Tabela de conteúdos
Segundo Trabalho Prático
O Robô
Eletrônica
SHIELD
Devido a exigência de adicionar LEDs ao circuito e de utilizar um display LCD para exibir as opções de trajeto, por meio de um menu, a placa Arduino UNO deixou de atender as nossas necessidades, devido ao pequeno número de entradas e saídas. Optou-se por usar um Arduino MEGA, que possui 53 saídas digitais, sendo que dessas 13 são PWM, possui também 16 entradas analógicas, quantidades estas que satisfizeram e irão satisfazer nossas nossa demandas nos trabalhos práticos.
Para a nova placa de prototipagem foi construído um shield. Esse shield contém:
- Dois CIs de ponte-H L293D, que podem ser usados para acionamento de até 4 motores DC ou 2 motores de passo;
- 3 botões conectados a uma mesma entrada analógica, que são diferenciados pela tensão que chega até a porta, já que cada botão está conectado a um resistor, e dependendo de qual botão for apertado tensões diferentes chegarão a porta analógica, podendo assim serem diferenciados na progrmação;
- Barra de pinos fêmea,para alojar e acionar um display LCD 16×2;
- 2 LEDs de 3mm;
- 1 diodo retificador, para evitar que quando o Arduino estivesse conectado a porta USB este tentasse alimentar os CIs de ponte-H, ou seja, apenas tensão no sentido baterias»Vin(Arduino) são permitidas, tensões no sentido contrário são bloqueadas.
Figura - Shield para Arduino MEGA
Para projetar o shield foi utilizado o software Fritzing, que consiste em uma ferramenta open-source para design e prototipagem de PCB/Placa de fenolite, testes em protoboard e simulação de circuitos. Além disso esse software também contém ferramentas para confecção de circuito impresso, que sempre foi um dos objetivos da equipe para os nosssos circuitos eletrônicos.
Figura - Software Fritzing
Figura - Projeto e Desenho do Shield
Circuito de Alimentação
No primeiro trabalho prático, foi notada a necessidade de uma chave que integrasse ou fizesse o isolamento entre a fonte de alimentação e o circuito eletrônico. Isso foi notado devido a dificuldade em se reprogramar o Arduino, tendo sempre que retirar os cabos de alimentação e da saída dos motores, caso contrário poderia acontecer sobretensão de alimentação do Arduino ou que as portas digitais tentassem alimentar os motores, podendo queimá-las já que estas fornecem apenas 40mA e um motor necessita mais que isso para funcionar.

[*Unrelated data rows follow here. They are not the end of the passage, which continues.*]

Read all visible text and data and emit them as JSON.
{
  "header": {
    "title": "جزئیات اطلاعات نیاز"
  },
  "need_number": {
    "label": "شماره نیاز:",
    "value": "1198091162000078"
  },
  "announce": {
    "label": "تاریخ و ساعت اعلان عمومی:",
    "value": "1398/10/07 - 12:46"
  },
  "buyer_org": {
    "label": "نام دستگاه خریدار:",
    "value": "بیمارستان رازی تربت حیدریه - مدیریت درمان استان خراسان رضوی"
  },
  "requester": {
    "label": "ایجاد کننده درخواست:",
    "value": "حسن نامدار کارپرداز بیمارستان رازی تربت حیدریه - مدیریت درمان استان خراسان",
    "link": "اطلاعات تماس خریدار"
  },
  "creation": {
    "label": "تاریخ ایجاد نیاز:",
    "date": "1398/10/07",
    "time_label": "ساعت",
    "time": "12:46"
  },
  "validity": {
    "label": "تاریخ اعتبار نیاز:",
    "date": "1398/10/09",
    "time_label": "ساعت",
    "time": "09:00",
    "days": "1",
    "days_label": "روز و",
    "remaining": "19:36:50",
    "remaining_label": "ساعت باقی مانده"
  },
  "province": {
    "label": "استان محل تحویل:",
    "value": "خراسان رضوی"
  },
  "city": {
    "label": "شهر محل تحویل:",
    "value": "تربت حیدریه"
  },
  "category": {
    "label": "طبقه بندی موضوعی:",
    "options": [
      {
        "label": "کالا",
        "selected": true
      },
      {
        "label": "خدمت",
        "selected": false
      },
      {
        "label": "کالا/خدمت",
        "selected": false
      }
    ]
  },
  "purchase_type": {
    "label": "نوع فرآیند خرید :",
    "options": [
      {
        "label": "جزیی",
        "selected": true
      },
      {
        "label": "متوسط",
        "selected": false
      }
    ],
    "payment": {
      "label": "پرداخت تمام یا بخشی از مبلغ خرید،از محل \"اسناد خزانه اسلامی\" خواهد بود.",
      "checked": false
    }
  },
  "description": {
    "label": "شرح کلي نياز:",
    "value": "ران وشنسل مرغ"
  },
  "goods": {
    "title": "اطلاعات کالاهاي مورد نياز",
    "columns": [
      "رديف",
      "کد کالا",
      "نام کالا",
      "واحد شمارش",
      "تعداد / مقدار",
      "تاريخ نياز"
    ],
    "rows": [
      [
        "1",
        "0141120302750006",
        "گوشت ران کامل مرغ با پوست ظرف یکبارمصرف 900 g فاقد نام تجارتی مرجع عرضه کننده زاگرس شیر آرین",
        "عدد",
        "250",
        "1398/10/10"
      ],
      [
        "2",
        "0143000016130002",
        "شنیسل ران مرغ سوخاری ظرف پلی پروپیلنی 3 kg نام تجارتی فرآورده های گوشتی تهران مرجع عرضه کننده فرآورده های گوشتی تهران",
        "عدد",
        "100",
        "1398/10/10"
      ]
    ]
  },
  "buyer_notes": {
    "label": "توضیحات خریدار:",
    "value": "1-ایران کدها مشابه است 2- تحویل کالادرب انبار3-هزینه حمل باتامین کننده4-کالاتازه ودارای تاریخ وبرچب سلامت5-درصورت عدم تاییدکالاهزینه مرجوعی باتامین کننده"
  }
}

Cabos e pontos de solda, mesmo que tenham sido reforçados com tubos termo retráteis, são os pontos mais frágeis dos circuitos e podem facilmente apresentar mau contato. Estes nunca devem ser utilizados em partes do sistema que estejam sujeitas a constantes mudanças. Sendo assim, as chaves e botões são componentes que podem aumentar a vida útil do circuito e facilitar os testes e programação.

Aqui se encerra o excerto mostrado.